(1.) THE Revenue has filed the present appeal under s. 260A of the IT Act (for short "the Act") against the order dt. 22nd raising the following substantial questions of law for consideration of this Court :
(2.) THE assessee is a company. It manufactures switches. In the assessment order passed for the asst. yr. 1990 -91 under s. 143(3) of the Act, the AO made an addition of Rs. 19,71,000 by invoking the provisions of s. 40A(3) of the Act. The assessee had made cash payments to M/s Asahi Alfa Ltd., M/s Niko Auto Ltd. and M/s Toyo Mirrors (P) Ltd. The disallowance made by the AO was confirmed by the CIT(A). On further appeal by the assessee to the Tribunal the issue was remanded to the AO for a fresh adjudication. Before the Tribunal the assessee took a plea that the payment of Rs. 19.71 lakhs made to three parties which were disallowed by invoking s. 40A(3) were expenditure of capital nature and therefore was not covered under the provisions of s. 40A(3) of the Act. On such submissions the Tribunal remanded the matter to the AO for fresh adjudication.

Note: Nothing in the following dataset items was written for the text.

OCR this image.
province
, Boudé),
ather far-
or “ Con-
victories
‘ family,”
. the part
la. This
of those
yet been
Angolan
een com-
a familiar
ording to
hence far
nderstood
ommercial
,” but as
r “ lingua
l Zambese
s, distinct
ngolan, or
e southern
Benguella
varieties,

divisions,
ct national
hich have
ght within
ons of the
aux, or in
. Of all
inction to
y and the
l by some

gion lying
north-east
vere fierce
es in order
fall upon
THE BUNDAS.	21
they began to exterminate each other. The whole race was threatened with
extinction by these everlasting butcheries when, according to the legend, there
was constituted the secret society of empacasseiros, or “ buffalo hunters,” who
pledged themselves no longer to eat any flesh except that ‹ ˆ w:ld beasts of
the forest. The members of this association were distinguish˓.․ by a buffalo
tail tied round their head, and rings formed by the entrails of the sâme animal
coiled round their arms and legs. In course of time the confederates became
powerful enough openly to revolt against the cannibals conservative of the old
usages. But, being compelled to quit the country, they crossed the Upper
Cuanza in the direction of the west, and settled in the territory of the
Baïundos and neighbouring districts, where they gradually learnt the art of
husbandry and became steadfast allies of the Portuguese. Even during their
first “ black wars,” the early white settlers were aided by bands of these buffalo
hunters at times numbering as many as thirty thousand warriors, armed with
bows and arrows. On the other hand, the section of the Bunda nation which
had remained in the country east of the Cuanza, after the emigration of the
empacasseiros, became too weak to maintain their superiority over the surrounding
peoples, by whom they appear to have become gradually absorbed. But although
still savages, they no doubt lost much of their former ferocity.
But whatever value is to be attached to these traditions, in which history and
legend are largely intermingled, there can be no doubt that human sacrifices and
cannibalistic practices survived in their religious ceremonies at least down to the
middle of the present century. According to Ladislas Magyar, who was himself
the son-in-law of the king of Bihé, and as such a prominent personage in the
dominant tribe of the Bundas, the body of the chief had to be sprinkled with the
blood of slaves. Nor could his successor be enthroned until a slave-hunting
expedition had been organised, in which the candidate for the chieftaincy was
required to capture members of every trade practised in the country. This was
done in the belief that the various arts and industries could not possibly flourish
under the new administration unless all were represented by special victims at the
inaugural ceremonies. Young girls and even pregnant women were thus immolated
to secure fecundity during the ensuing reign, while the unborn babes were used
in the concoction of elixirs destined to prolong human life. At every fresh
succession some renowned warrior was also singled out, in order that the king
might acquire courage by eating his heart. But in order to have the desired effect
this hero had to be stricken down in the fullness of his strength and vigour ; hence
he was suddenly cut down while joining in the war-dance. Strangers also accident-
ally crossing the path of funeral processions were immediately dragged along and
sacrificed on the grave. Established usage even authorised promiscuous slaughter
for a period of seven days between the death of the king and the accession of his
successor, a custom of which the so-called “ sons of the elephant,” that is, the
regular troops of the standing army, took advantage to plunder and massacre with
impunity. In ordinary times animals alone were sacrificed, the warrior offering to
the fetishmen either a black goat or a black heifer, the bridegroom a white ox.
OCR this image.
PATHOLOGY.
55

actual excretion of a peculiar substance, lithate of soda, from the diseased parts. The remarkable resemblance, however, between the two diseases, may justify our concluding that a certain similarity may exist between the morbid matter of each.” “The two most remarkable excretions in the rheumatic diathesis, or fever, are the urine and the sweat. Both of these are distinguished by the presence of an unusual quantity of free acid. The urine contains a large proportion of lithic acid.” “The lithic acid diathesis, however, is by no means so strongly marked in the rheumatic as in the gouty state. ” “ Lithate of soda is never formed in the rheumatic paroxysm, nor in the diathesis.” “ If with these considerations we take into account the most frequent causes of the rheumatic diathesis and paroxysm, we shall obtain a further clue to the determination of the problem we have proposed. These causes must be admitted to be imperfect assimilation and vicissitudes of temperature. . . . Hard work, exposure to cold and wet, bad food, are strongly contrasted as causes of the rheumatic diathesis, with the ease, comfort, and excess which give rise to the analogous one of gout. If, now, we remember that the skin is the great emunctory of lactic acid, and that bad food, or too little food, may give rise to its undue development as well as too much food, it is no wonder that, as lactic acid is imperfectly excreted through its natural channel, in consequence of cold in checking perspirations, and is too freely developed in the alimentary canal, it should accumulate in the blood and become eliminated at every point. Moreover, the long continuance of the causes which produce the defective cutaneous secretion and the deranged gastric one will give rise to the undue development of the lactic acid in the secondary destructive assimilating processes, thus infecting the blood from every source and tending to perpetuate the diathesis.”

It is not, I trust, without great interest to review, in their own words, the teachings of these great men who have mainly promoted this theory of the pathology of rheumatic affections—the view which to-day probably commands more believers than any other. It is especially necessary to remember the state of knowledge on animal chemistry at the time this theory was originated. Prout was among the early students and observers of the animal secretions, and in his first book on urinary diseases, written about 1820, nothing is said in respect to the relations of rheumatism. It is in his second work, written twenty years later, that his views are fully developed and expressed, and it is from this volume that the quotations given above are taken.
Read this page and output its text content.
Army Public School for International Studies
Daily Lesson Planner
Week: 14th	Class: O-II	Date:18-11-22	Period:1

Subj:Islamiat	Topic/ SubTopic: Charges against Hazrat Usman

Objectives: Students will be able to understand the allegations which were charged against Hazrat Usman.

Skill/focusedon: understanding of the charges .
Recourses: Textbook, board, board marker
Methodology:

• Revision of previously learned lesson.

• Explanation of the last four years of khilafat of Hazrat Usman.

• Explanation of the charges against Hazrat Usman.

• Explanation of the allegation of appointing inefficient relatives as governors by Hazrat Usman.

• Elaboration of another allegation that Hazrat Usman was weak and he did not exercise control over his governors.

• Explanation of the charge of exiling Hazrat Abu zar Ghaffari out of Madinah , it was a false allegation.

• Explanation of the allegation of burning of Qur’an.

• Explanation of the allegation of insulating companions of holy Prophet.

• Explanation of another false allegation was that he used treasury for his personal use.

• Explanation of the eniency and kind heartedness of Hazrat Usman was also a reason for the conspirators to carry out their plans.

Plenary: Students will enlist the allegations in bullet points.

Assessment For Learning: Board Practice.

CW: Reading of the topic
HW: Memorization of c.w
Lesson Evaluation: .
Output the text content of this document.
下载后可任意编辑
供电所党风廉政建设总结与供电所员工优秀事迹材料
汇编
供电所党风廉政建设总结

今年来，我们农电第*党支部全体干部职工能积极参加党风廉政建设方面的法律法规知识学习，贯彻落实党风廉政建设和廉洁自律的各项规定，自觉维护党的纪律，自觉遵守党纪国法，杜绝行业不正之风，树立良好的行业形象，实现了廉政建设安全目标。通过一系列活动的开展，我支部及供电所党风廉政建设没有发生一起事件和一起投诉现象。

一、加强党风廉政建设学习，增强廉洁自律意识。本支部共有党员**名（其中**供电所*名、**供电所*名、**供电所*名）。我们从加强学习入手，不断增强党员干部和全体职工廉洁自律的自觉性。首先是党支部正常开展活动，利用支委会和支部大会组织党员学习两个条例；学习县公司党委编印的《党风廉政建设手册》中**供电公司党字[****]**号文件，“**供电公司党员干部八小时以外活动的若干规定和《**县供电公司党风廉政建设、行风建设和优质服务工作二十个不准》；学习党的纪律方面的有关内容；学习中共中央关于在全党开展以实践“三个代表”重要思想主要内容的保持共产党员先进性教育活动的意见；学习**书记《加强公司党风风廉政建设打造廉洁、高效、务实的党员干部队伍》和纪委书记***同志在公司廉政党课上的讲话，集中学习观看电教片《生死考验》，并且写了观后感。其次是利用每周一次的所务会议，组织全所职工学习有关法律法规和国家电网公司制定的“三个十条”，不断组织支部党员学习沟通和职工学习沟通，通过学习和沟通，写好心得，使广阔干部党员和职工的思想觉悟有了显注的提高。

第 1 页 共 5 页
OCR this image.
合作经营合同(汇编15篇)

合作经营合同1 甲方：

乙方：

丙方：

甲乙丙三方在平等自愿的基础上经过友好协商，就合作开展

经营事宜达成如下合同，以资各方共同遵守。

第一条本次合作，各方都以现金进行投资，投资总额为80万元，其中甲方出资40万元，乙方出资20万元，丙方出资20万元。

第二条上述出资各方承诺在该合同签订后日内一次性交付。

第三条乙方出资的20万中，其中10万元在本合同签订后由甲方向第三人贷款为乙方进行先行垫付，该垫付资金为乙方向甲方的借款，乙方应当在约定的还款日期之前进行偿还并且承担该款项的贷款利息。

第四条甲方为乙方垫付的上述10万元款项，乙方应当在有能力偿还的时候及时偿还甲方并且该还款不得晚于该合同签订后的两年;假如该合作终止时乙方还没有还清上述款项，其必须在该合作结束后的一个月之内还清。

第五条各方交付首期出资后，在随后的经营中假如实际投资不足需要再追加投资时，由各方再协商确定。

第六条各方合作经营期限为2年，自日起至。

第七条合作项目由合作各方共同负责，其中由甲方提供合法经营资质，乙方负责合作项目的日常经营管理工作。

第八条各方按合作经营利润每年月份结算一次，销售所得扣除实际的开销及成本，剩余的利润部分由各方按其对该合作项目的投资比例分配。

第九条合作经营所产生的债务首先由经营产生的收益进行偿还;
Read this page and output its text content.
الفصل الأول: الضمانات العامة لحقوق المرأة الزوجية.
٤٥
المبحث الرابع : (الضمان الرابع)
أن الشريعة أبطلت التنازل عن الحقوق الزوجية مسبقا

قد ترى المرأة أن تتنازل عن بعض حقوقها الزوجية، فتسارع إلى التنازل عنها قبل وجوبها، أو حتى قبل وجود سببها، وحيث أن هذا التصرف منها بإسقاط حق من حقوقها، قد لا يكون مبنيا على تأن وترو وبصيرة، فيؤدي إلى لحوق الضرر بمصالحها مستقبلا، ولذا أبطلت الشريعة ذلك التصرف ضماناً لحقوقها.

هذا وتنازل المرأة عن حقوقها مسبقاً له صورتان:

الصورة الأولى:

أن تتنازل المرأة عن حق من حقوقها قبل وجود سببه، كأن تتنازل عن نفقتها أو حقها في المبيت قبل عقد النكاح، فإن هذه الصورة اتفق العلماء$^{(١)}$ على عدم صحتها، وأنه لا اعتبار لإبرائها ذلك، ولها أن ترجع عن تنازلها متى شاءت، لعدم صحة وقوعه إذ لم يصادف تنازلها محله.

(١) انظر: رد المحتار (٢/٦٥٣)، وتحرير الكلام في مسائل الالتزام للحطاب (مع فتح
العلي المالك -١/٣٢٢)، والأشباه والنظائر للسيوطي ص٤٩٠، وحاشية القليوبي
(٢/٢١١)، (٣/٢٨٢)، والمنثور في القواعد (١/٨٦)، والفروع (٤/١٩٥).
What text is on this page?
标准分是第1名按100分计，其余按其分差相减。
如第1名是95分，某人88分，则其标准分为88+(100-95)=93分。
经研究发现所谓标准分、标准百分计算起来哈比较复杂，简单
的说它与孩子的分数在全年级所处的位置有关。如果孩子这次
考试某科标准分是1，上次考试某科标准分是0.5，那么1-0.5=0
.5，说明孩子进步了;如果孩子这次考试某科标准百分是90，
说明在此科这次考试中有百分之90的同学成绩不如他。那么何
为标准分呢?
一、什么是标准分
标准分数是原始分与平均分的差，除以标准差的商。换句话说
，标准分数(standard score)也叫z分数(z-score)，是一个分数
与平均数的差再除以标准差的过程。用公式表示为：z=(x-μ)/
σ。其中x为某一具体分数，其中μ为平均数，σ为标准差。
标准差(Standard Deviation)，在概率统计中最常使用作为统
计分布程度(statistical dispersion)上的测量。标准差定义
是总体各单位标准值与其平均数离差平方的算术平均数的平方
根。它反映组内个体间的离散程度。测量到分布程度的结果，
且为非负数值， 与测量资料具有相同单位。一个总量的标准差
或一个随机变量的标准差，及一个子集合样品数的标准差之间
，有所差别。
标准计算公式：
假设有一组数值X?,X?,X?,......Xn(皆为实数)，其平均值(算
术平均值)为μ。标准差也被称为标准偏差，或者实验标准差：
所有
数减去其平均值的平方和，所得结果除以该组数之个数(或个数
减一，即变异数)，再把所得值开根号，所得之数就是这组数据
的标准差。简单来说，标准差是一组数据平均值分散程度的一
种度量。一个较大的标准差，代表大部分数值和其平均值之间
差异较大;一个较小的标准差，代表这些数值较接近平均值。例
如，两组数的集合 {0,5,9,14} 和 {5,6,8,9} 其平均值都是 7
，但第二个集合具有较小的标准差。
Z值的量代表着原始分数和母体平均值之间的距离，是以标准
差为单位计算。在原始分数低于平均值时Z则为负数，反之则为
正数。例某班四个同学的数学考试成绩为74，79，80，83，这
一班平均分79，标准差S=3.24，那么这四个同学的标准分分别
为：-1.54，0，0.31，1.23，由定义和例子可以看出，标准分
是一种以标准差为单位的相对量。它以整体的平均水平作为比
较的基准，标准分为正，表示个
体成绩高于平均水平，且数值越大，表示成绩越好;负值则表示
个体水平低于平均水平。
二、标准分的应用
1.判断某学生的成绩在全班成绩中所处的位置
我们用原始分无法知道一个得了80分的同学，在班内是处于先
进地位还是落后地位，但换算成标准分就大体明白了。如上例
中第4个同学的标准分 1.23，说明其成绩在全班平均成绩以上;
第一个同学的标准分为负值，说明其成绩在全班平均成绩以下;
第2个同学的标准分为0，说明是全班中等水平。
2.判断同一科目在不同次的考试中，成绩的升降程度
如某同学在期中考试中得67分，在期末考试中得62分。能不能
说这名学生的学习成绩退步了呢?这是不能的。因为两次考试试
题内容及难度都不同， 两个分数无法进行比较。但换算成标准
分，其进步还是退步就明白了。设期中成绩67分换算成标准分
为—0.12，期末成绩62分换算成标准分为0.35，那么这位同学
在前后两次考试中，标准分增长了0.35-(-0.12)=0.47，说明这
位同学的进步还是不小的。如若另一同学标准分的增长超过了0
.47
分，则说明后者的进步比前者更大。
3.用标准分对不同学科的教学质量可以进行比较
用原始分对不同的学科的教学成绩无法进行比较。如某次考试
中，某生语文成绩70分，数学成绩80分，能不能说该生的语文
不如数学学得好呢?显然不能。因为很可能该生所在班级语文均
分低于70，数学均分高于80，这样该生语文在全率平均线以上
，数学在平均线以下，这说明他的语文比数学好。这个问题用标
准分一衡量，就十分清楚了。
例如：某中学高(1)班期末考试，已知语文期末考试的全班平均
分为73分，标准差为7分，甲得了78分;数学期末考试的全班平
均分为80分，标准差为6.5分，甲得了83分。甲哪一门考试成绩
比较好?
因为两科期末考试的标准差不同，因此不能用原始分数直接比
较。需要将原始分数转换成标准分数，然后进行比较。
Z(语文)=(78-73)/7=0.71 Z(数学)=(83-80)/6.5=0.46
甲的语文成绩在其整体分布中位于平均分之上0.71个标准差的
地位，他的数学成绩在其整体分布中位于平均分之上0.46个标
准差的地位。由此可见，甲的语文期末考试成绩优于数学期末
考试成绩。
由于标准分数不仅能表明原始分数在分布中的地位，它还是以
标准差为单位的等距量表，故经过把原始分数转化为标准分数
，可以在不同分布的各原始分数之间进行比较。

(3.) ON such remand by the Tribunal the AO again took up the issue of disallowance under s. 40A(3) of the Act for consideration. The assessee explained in the remand proceedings that the cash payments were made to the parties in question in respect of amounts standing as due and payable to them towards advances and that none of these payments was on account of revenue expenditure debited in the P&L a/c. The assessee also explained that the recipients of these payments had to make payment of dues to the Government, like excise duty, sales -tax and payment to workers. The necessary copies of the accounts of the recipient companies and the books of accounts of the assessee were produced before the AO. According to the AO there were several cuttings and overwritings and erasers in the accounts and vouchers. He therefore, concluded that the entries in the books of accounts were manipulated. He therefore, concluded that the assessee failed to establish that the cash payments were made for capital expenditure or for repayment of loans. He therefore upheld the disallowance which were made in the original assessment proceedings.